Bentall, Richard P, Powell, Pauline, Nye, Fred J et al. · The British journal of psychiatry : the journal of mental science · 2002 · DOI
Quick Summary
This study looked at which ME/CFS patients improved most with psychological treatment that included graded exercise. Researchers found that patients were less likely to improve if they were members of self-help groups, receiving sickness benefits, or experiencing depression or anxiety. Importantly, how long someone had been sick or how severe their symptoms were did not predict whether treatment would help.
Why It Matters
Understanding which patients respond well to psychological treatments helps clinicians tailor interventions and manage expectations appropriately. This study challenges the assumption that sicker or longer-suffering patients necessarily have worse outcomes, suggesting instead that psychosocial and motivational factors play a crucial role in treatment response for ME/CFS.
Observed Findings
Self-help group membership predicted poor treatment response
Receipt of sickness benefits at baseline predicted poor treatment response
Elevated dysphoria (anxiety and depression) predicted poor treatment response
Symptom severity at baseline did not predict treatment response
Duration of illness prior to treatment did not predict treatment response
Inferred Conclusions
Psychosocial factors and motivation to treatment adherence are more important predictors of outcome than disease characteristics alone
Variables indicating resistance to the therapeutic rationale (group membership, benefits dependency) are associated with worse outcomes
Secondary gains from illness may influence treatment engagement and response
Patient expectations and beliefs about illness may be modified to improve treatment outcomes
Remaining Questions
Do self-help groups or sickness benefits causally reduce treatment response, or do they merely correlate with pre-existing treatment resistance?

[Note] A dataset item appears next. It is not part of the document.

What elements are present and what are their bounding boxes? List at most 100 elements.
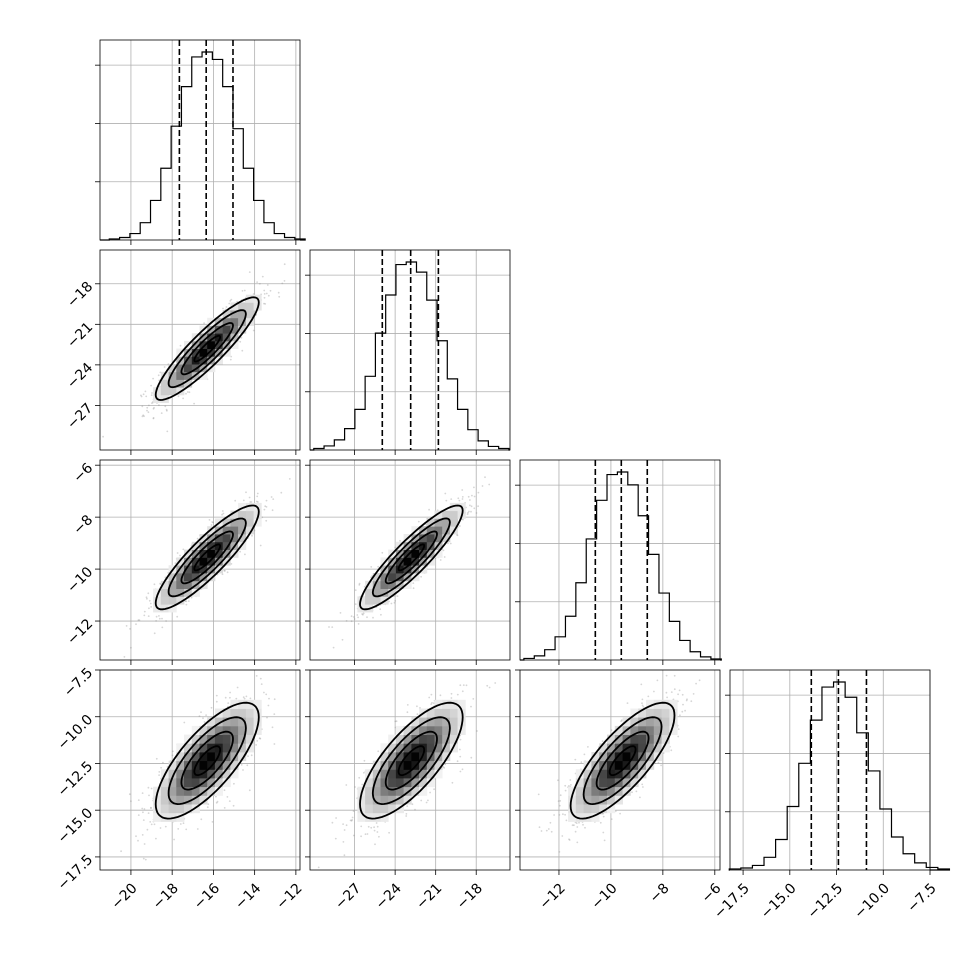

How do these predictors perform in other ME/CFS patient populations or with different treatment modalities?
What This Study Does Not Prove
This study does not prove that self-help groups, sickness benefits, or depression cause poor treatment outcomes—only that these factors are associated with worse results. The findings cannot establish whether these factors reflect resistance to treatment or whether other unmeasured variables explain the relationship. Results may not generalize to patients receiving other treatment types or to different healthcare systems.